Wiatr, o którym wczoraj informowaliśmy, na razie nie przysporzył strażakom dużo więcej pracy. Silne podmuchy mogły być za to przyczyną przewrócenia się ciężarówki na drodze z Kowalowa do Serbowa.
Wiosenne przesilenie przyniosło nam 4 marca dokuczliwe i zimne podmuchy wiatru. Choć w skali kraju mowa jest o tym, że strażacy mieli pełne ręce roboty, to na terenie powiatu słubickiego sytuacja była względnie spokojna.
– Mieliśmy umiarkowanie więcej pracy przez wiatr. W ostatniej dobie byliśmy wzywani 6 razy, ale nie wszystkie zdarzenia były związane z silnym wiatrem – mówi Michał Borowy z Komendy Powiatowej Straży Pożarnej w Słubicach.
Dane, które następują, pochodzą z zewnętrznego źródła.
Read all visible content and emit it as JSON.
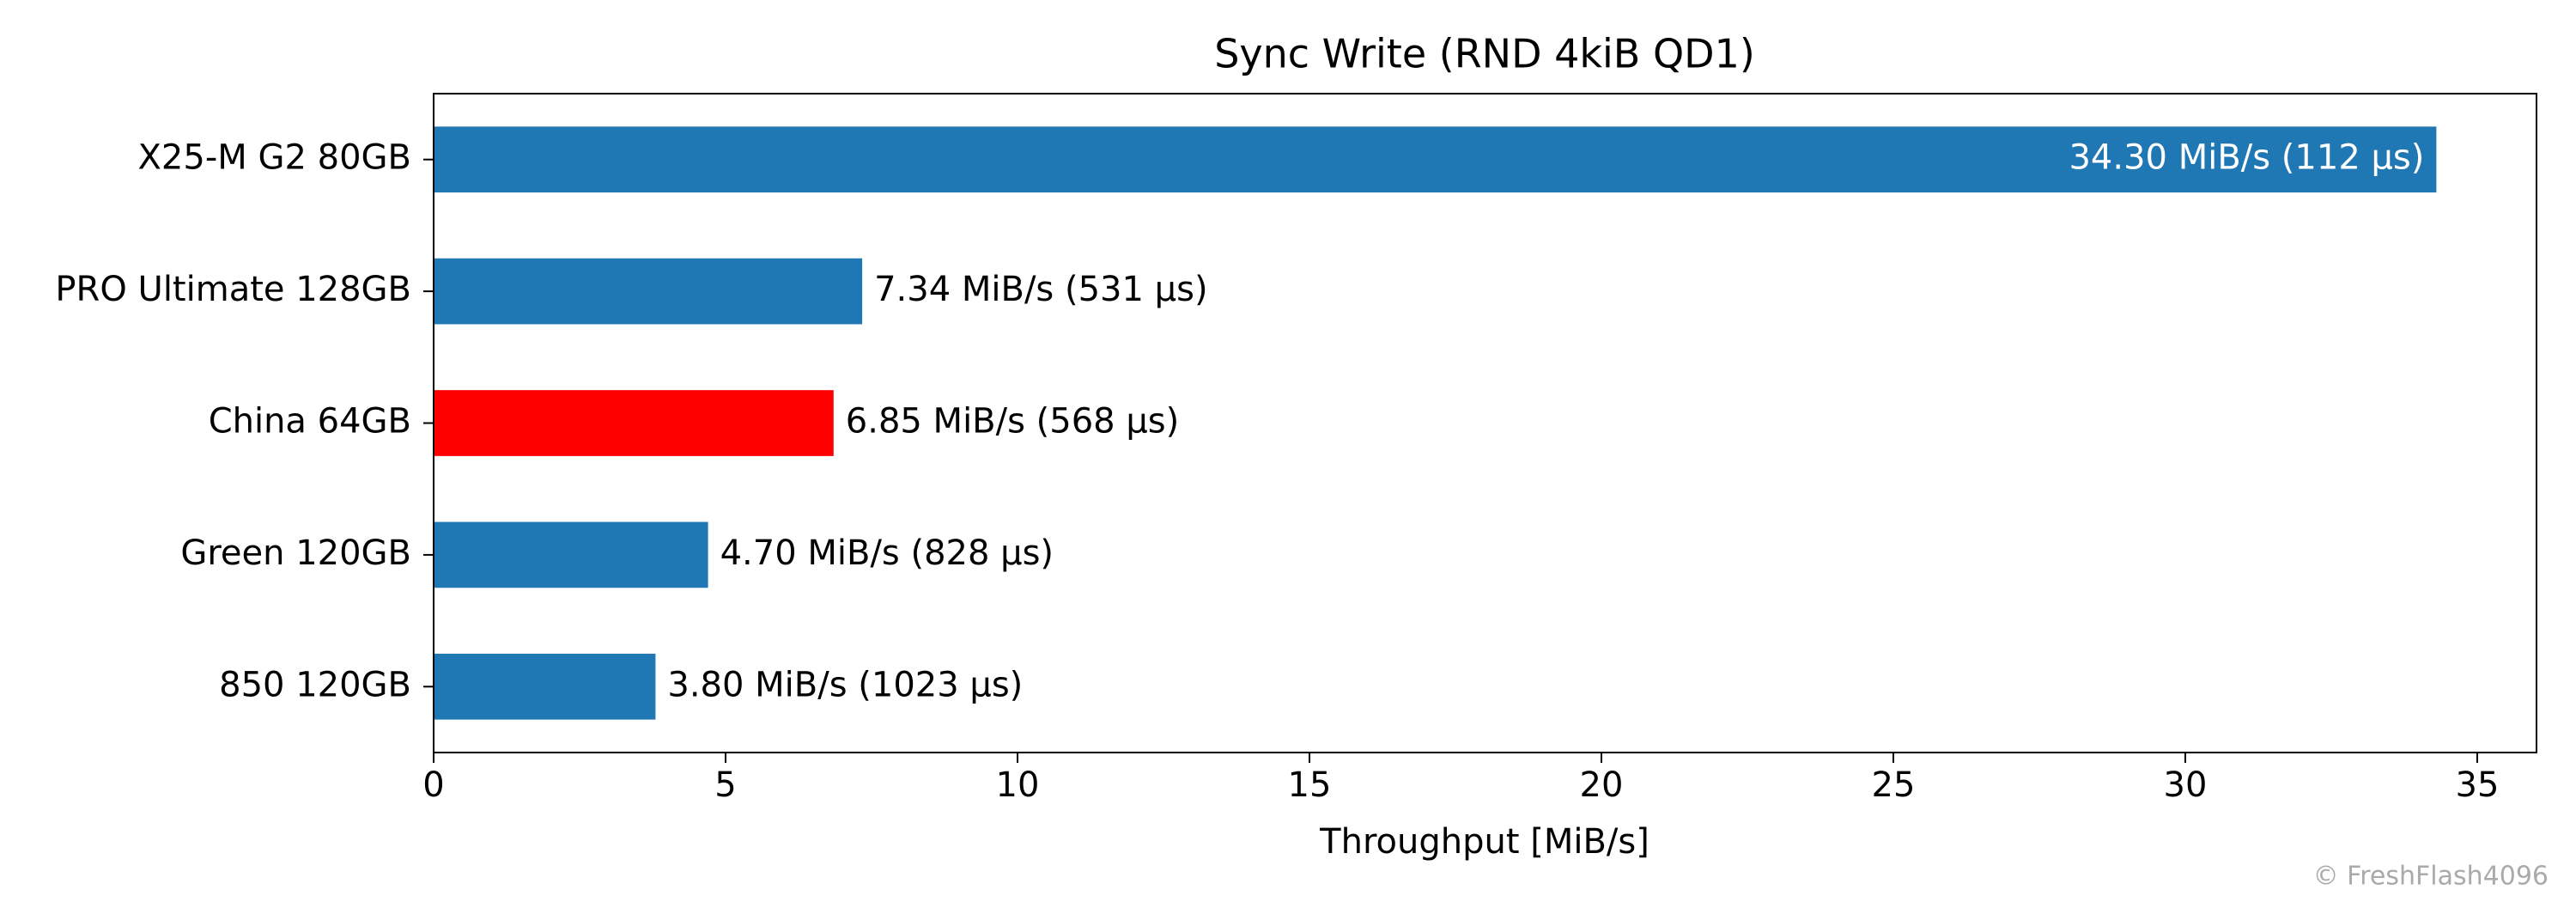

Trzy interwencje dotyczyły usuwania konarów z drogi, jedna naderwanego komina wentylacyjnego w Słubicach. Było również poważniejsze zdarzenie, na które mogła mieć wpływ wietrzna pogoda. - Na drodze nr 137 między Kowalowem a Serbowem przewrócił się samochód ciężarowy, leżał częściowo w rowie, częściowo na jezdni. Wiatr mógł się do tego przyczynić, ponieważ samochód jechał pusty – wyjaśnia M. Borowy.
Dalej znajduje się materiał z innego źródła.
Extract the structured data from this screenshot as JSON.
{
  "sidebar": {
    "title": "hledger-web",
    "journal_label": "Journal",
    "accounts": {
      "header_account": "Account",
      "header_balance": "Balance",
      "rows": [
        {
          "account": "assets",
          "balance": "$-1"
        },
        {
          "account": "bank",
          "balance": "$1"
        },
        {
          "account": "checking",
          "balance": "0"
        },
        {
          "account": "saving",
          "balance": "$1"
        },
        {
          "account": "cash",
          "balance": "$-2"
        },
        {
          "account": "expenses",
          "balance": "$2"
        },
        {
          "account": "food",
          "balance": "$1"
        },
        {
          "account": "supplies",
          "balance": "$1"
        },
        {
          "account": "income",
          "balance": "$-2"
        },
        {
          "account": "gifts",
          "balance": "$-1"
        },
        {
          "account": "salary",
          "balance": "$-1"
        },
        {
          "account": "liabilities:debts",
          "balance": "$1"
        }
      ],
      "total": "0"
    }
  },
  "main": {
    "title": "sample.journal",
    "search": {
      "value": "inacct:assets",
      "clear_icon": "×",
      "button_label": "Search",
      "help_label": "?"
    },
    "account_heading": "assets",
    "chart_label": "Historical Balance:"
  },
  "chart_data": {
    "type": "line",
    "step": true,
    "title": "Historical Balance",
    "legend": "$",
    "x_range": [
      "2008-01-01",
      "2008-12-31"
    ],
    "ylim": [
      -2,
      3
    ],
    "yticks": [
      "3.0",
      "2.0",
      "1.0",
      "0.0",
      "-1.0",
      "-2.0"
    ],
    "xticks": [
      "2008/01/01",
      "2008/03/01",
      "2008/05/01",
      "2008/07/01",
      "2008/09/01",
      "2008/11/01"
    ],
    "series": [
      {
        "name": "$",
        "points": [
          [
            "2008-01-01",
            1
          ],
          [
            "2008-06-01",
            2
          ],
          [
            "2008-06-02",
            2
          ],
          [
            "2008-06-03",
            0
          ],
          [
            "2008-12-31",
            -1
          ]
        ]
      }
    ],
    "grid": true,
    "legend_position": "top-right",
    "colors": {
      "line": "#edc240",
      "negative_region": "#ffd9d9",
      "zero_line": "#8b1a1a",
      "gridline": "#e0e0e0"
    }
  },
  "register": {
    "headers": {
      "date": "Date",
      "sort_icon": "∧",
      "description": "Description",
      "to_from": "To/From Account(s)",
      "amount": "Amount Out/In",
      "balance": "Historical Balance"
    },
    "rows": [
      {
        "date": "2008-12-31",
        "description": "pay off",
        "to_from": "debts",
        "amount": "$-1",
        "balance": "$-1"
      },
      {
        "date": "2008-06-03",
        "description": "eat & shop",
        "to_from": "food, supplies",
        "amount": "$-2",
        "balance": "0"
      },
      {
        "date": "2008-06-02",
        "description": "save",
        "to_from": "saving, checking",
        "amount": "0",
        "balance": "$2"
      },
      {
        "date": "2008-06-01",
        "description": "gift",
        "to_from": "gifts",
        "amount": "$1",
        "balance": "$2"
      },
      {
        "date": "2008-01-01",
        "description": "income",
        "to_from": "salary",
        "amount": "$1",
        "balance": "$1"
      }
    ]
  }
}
Przypomnijmy, jak wcześniej informowali Lubuscy Łowcy Burz, tak silny wiatr to efekt dynamicznego niżu, którego centrum wędruje nad Morzem Północnym i południową Skandynawią. Wg ostatnich doniesień Instytutu Meteorologii i Gospodarki Wodnej, podmuchy mogą nam jeszcze dokuczać w dniu dzisiejszym do około godz. 13.